En France, le Parti socialiste SFIO était une organisation moins forte mais du même type que le SPD allemand. Il avait 90 000 adhérents socialistes et 101 députés. Il est de bon ton aujourd’hui d’imaginer Jean Jaurès empêchant la guerre. Son assassinat a fait de lui une espèce de saint pacifiste. Mais lui, comme les autres, était partisan d’une grève générale si tout le monde la faisait. S’il avait vécu il aurait, comme ses amis, sans doute, suivi le mouvement.

Tout cela n’empêchait pas les dépenses d’armement militaire d’augmenter bien que peu de gens soient favorables à la guerre. Pour résoudre cette apparente contradiction il fallait prendre le risque de la rupture. Cela se révéla difficile pour toutes ces bureaucraties syndicales ou politiques confortablement installées dans une reconnaissance de fait par les pouvoirs en place.

Du côté de la mouvance anarchiste française, les choses semblaient différentes.

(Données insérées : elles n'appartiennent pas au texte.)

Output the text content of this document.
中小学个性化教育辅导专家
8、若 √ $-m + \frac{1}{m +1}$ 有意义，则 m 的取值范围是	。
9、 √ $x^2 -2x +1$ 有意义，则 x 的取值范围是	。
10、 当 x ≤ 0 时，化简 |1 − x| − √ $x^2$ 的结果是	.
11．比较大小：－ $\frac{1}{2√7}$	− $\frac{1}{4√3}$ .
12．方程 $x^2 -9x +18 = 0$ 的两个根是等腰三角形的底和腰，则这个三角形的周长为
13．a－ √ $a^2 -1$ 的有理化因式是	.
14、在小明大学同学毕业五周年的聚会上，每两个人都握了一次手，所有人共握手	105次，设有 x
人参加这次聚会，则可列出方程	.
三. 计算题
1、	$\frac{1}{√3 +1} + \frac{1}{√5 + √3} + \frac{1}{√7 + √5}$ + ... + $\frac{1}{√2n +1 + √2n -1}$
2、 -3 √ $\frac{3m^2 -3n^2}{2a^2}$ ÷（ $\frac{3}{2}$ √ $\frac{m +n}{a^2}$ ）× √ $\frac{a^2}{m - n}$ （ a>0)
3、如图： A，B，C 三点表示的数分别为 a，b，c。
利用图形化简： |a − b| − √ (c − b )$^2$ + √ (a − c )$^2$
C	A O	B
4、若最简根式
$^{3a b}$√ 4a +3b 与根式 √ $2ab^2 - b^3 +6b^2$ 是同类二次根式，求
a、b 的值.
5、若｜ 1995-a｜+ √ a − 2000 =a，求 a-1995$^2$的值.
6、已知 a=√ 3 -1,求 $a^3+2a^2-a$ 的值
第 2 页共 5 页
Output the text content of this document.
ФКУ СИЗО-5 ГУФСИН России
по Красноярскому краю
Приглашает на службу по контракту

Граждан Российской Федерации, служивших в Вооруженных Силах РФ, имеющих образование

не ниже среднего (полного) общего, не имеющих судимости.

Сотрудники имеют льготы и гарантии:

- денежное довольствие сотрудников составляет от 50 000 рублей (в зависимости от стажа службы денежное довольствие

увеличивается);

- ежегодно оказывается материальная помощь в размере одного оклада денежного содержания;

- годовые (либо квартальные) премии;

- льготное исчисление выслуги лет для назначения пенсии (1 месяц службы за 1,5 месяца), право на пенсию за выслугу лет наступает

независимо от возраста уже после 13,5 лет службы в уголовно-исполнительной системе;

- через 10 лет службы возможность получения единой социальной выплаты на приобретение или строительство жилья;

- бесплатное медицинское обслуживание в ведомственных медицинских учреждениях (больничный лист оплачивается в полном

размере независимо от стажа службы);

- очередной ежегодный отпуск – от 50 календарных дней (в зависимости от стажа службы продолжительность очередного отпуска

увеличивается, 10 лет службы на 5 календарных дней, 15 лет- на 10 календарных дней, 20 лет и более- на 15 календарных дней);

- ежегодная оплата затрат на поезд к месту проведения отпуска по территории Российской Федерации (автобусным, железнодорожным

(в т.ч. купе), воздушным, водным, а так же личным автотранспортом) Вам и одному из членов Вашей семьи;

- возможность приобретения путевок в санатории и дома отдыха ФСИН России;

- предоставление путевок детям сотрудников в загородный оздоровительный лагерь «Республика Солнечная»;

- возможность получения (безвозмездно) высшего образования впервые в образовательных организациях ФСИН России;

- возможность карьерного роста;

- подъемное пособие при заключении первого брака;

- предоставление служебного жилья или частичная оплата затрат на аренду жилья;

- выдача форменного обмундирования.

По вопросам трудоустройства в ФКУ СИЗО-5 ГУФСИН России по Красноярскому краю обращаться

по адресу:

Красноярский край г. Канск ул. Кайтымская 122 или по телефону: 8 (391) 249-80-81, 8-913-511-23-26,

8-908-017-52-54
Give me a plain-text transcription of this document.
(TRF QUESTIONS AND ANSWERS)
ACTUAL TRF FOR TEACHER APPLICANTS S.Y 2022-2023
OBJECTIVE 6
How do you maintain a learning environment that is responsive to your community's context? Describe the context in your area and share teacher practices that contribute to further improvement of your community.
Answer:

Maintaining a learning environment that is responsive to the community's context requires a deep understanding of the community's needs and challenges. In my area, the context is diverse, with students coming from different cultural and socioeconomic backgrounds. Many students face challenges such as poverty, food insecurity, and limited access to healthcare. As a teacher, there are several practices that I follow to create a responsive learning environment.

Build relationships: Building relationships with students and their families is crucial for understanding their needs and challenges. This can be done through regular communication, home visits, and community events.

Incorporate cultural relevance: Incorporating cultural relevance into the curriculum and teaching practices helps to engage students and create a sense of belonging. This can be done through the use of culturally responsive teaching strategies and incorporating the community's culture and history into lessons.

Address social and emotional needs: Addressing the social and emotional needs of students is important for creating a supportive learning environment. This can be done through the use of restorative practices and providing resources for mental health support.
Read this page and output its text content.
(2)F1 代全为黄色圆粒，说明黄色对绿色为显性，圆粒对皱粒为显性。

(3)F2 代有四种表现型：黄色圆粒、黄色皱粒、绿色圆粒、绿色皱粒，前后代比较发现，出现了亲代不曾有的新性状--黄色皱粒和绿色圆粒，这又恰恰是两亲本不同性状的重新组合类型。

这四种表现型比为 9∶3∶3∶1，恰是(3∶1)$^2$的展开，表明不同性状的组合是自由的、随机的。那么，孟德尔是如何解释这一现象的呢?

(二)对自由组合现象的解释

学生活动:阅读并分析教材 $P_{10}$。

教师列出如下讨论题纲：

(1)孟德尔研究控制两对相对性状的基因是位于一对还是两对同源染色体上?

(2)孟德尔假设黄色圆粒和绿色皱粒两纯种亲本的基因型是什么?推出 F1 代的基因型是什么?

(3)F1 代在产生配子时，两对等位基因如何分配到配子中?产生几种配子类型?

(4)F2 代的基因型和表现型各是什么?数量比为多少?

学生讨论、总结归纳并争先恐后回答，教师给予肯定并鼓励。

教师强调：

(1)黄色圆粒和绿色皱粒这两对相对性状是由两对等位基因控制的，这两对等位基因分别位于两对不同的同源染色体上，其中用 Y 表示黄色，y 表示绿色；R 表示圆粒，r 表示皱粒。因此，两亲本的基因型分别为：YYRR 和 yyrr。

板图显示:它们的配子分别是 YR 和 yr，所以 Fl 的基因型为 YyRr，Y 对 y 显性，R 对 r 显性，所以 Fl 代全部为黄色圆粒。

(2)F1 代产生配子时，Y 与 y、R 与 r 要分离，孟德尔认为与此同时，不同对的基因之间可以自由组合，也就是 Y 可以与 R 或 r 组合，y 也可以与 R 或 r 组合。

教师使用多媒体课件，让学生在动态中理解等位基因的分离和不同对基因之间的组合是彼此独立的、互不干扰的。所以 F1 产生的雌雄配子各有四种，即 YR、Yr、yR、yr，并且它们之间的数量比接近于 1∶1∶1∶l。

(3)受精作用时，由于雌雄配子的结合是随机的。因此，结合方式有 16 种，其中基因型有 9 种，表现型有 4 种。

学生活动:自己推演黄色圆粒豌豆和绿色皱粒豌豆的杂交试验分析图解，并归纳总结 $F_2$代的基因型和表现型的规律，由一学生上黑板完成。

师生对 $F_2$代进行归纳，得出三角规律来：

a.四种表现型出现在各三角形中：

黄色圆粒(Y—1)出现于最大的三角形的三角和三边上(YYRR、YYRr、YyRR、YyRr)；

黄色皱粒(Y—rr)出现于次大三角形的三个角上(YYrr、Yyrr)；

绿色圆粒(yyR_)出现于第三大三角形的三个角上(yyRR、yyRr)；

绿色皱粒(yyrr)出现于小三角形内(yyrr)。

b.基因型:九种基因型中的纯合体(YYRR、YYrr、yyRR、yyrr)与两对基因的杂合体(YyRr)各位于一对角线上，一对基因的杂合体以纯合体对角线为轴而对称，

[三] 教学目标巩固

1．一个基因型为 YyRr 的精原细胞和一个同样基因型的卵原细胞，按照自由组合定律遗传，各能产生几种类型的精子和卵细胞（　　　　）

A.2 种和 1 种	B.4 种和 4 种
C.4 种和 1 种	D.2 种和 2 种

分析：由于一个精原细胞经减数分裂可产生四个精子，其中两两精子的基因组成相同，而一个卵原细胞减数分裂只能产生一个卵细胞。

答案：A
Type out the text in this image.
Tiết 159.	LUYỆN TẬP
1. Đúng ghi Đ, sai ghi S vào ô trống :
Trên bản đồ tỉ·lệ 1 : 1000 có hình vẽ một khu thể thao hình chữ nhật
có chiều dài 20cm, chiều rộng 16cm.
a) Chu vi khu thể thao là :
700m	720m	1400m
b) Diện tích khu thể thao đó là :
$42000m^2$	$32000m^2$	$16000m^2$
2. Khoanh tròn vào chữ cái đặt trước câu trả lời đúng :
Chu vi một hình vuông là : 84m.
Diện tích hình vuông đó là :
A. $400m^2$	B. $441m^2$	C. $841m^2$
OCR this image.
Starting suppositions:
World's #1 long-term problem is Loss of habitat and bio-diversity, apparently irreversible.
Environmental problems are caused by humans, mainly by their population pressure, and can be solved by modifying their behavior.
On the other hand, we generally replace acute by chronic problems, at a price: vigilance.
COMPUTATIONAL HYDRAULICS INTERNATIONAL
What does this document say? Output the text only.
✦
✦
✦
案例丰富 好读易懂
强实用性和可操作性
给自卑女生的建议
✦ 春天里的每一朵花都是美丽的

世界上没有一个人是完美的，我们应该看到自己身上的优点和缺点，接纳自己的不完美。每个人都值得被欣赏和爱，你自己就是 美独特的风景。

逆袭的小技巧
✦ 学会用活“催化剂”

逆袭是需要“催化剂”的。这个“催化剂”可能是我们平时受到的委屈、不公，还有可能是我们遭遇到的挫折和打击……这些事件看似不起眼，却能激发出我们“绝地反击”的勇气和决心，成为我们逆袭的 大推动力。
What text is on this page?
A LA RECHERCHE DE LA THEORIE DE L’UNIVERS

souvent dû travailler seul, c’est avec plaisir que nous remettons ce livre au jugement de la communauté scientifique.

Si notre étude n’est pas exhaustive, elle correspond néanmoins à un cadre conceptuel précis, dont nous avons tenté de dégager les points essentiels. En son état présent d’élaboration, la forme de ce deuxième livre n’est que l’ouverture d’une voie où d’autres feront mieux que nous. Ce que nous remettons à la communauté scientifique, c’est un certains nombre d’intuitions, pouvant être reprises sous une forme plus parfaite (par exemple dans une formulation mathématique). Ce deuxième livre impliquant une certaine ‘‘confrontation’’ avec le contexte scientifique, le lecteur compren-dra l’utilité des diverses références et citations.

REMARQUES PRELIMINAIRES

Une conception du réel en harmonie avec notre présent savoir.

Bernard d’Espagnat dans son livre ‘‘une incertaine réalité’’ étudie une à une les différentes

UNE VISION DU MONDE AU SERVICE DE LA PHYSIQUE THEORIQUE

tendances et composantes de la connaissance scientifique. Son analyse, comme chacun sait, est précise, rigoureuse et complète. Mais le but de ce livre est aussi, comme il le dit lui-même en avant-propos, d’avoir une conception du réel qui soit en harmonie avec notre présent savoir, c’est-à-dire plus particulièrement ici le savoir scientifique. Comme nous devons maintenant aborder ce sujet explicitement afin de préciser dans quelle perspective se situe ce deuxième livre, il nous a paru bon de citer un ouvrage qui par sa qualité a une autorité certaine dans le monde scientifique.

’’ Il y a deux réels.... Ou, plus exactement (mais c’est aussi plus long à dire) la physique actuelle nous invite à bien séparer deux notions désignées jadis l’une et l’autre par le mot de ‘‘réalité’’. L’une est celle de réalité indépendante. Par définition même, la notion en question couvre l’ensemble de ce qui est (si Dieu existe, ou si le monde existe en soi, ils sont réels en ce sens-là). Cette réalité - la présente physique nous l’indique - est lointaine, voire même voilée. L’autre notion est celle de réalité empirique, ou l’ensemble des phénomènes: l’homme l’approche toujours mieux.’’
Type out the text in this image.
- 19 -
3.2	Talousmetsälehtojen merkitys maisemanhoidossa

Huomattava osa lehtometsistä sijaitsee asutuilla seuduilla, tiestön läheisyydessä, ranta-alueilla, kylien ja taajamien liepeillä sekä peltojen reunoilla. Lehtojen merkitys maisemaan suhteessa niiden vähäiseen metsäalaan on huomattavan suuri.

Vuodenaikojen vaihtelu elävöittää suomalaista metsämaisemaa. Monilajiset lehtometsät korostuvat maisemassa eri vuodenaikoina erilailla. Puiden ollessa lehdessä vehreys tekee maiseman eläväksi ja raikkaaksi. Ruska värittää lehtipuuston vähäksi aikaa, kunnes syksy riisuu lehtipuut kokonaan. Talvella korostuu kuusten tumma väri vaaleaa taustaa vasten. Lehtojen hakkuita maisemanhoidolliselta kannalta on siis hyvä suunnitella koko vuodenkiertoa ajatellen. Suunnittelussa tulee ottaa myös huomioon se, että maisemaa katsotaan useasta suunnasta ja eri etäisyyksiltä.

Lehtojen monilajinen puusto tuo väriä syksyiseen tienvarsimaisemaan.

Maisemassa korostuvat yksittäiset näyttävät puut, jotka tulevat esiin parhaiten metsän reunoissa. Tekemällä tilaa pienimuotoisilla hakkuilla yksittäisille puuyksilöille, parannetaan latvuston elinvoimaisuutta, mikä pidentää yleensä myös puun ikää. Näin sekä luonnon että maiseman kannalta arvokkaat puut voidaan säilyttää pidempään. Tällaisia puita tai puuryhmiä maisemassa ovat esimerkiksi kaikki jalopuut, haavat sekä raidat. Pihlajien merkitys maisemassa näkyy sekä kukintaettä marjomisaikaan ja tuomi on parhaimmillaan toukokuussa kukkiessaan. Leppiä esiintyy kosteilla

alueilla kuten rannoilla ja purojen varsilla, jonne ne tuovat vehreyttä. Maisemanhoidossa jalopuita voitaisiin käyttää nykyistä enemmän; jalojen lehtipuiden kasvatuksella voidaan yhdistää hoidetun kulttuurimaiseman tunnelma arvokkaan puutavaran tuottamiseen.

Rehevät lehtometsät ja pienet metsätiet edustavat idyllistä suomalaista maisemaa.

Les calculs faits par François Roux évaluent, à la veille de la guerre, les sympathisants et militants libertaires à une quarantaine de milliers d’individus. Face à la machine socialiste, ils ne pesaient pas très lourd. On trouvait cependant de nombreuses passerelles entre les deux tendances ouvrières, des gens comme Gustave Hervé, Miguel Almereyda, Léon Werth. Il y avait aussi la CGT qui avait adopté en 1906 la fameuse Charte d’Amiens de tendance syndicaliste révolutionnaire et libertaire avérée. L’antimilitarisme était présent partout. Une affiche de 1905-1906 proclamait :

« Quand on vous commandera de décharger vos fusils sur vos frères de misère, […] vous tirerez sur les soudards galonnés qui osent vous donner de pareils ordres. […] Quand on vous enverra à la frontière… à l’ordre de mobilisation, vous répondrez par la grève immédiate et par l’insurrection. »

Une brochure avait été éditée pour enseigner le sabotage de la guerre avec des croquis explicatifs ou en prônant la grève insurrectionnelle. Gustave Hervé s’efforce par ailleurs d’organiser à partir de 1909 avec l’appui d’Almereyda, des syndicalistes Merrheim et Yvetot, ou de l’anarchiste Sébastien Faure, une Organisation de combat censée préparer l’insurrection, ainsi qu’une Jeune Garde, équivalent révolutionnaire des Camelots du roi. En 1912, c’est Louis Lecoin qui avait proposé, pour empêcher la mobilisation, que dix « camarades conscients, par régiment, abattent chacun un officier » ; il était en prison pour cinq ans.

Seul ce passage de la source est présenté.